Research Areas
Epilepsy Neuroprosthetics
A growing body of research indicates that controlling seizure activity can be achieved through direct or indirect (vagal nerve) brain stimulation. Physiologically, seizure activity involves the transient, simultaneous hypersynchronous activation of a large population of neurons in one focal area or throughout the brain, depending on the type of epilepsy. Uncontrolled epilepsy poses a significant burden to society due to associated healthcare costs and chronic under-unemployment of otherwise physically and mentally competent individuals. The advancement of new antiepileptic therapies with novel, rational mechanisms of action into clinical testing is an essential process toward the creation of new treatments for drug refractory disease and/or therapies with fewer side effects. The addition of such new treatments will greatly improve the lives of the many patients and yield considerable social benefits.
Our approach to the design of epilepsy neuroprosthetics is two-fold:
1. Design microelectrode techniques and signal analysis tools in animal models of temporal lobe epilepsy.
2. Translate novel therapies into the clinical environment.
Our laboratories are investigating temporal lobe epilepsy to develop new treatments for the human condition. We are seeking to advance the knowledge and technologies needed to produce more effective therapeutic stimulation paradigms needed for treating epilepsy. The goal is to define the safety and efficacy of microstimulation across multiple neurophysiologic scales that are simultaneously recorded: single neuron, multiunit activity, and local fields.

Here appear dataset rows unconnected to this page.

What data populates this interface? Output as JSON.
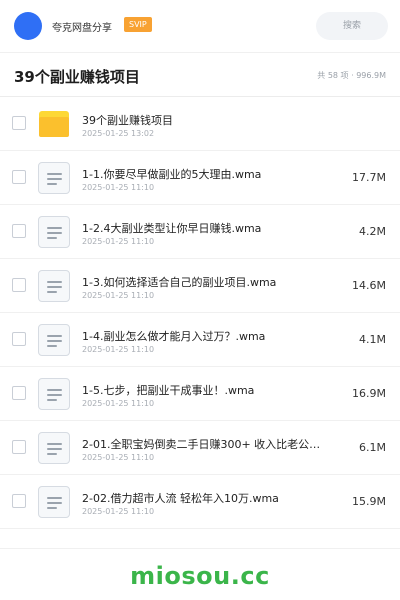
{
  "header": {
    "user_name": "夸克网盘分享",
    "badge": "SVIP",
    "search_placeholder": "搜索",
    "avatar_color": "#2f6ff5"
  },
  "folder": {
    "title": "39个副业赚钱项目",
    "summary": "共 58 项 · 996.9M"
  },
  "items": [
    {
      "type": "folder",
      "name": "39个副业赚钱项目",
      "date": "2025-01-25 13:02",
      "size": ""
    },
    {
      "type": "file",
      "name": "1-1.你要尽早做副业的5大理由.wma",
      "date": "2025-01-25 11:10",
      "size": "17.7M"
    },
    {
      "type": "file",
      "name": "1-2.4大副业类型让你早日赚钱.wma",
      "date": "2025-01-25 11:10",
      "size": "4.2M"
    },
    {
      "type": "file",
      "name": "1-3.如何选择适合自己的副业项目.wma",
      "date": "2025-01-25 11:10",
      "size": "14.6M"
    },
    {
      "type": "file",
      "name": "1-4.副业怎么做才能月入过万？.wma",
      "date": "2025-01-25 11:10",
      "size": "4.1M"
    },
    {
      "type": "file",
      "name": "1-5.七步，把副业干成事业！.wma",
      "date": "2025-01-25 11:10",
      "size": "16.9M"
    },
    {
      "type": "file",
      "name": "2-01.全职宝妈倒卖二手日赚300+ 收入比老公…",
      "date": "2025-01-25 11:10",
      "size": "6.1M"
    },
    {
      "type": "file",
      "name": "2-02.借力超市人流 轻松年入10万.wma",
      "date": "2025-01-25 11:10",
      "size": "15.9M"
    }
  ],
  "watermark": "miosou.cc",
  "colors": {
    "accent": "#2f6ff5",
    "badge": "#f8a232",
    "folder": "#fbc02d",
    "watermark": "#3bb54a"
  }
}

Our recent studies have shown that abnormal neuromodulation in pyramidal cells, interneurons, and population spikes occur in advance of impending seizures in the animal model.

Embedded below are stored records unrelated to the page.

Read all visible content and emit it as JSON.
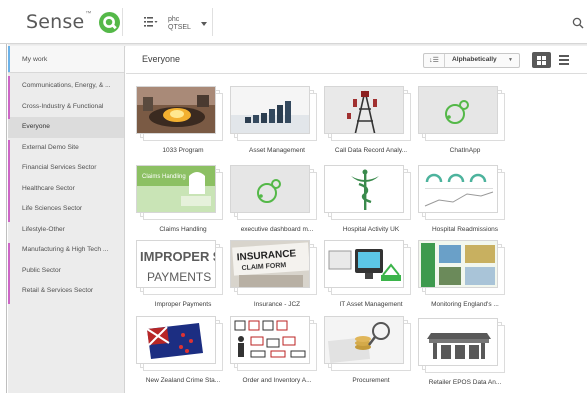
{
  "app": {
    "brand": "Sense",
    "tm": "™",
    "stream_line1": "phc",
    "stream_line2": "QTSEL"
  },
  "sidebar": {
    "items": [
      {
        "label": "My work"
      },
      {
        "label": "Communications, Energy, & ..."
      },
      {
        "label": "Cross-Industry & Functional"
      },
      {
        "label": "Everyone"
      },
      {
        "label": "External Demo Site"
      },
      {
        "label": "Financial Services Sector"
      },
      {
        "label": "Healthcare Sector"
      },
      {
        "label": "Life Sciences Sector"
      },
      {
        "label": "Lifestyle-Other"
      },
      {
        "label": "Manufacturing & High Tech ..."
      },
      {
        "label": "Public Sector"
      },
      {
        "label": "Retail & Services Sector"
      }
    ],
    "active": "Everyone"
  },
  "main": {
    "title": "Everyone",
    "sort_label": "Alphabetically",
    "apps": [
      {
        "label": "1033 Program"
      },
      {
        "label": "Asset Management"
      },
      {
        "label": "Call Data Record Analy..."
      },
      {
        "label": "ChatInApp"
      },
      {
        "label": "Claims Handling"
      },
      {
        "label": "executive dashboard m..."
      },
      {
        "label": "Hospital Activity UK"
      },
      {
        "label": "Hospital Readmissions"
      },
      {
        "label": "Improper Payments"
      },
      {
        "label": "Insurance - JCZ"
      },
      {
        "label": "IT Asset Management"
      },
      {
        "label": "Monitoring England's ..."
      },
      {
        "label": "New Zealand Crime Sta..."
      },
      {
        "label": "Order and Inventory A..."
      },
      {
        "label": "Procurement"
      },
      {
        "label": "Retailer EPOS Data An..."
      }
    ]
  },
  "thumb_text": {
    "claims": "Claims Handling",
    "improper1": "IMPROPER $",
    "improper2": "PAYMENTS",
    "insurance1": "INSURANCE",
    "insurance2": "CLAIM FORM"
  },
  "colors": {
    "brand_green": "#54b848",
    "accent_blue": "#6cb2e8",
    "stripe_pink": "#cc66c6"
  }
}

See the publications section for full details on the images below.
Figure 1. Seizure from a behaving animal implanted with chronic microwire arrays.
Figure 2. A) Localization of microwire electrodes in an animal model of temporal lobe epilepsy using high-field MR imaging. B) Image of tissue within the hippocampus. White arrow shows electrode tract into the CA3 pyramidal layer. Upper and lower blade of DG is also shown.
Figure 3. Peri-Event Time Histograms for Interneurons, Pyramidal Cells, and Interictal Spikes 1.5 hr Prior to Seizure Onset in an awake behaving animal. Average firing rates binned into 10 s bins. Seizure onset (SZ) is marked by thick arrow, and peak activity is indicated by small arrow.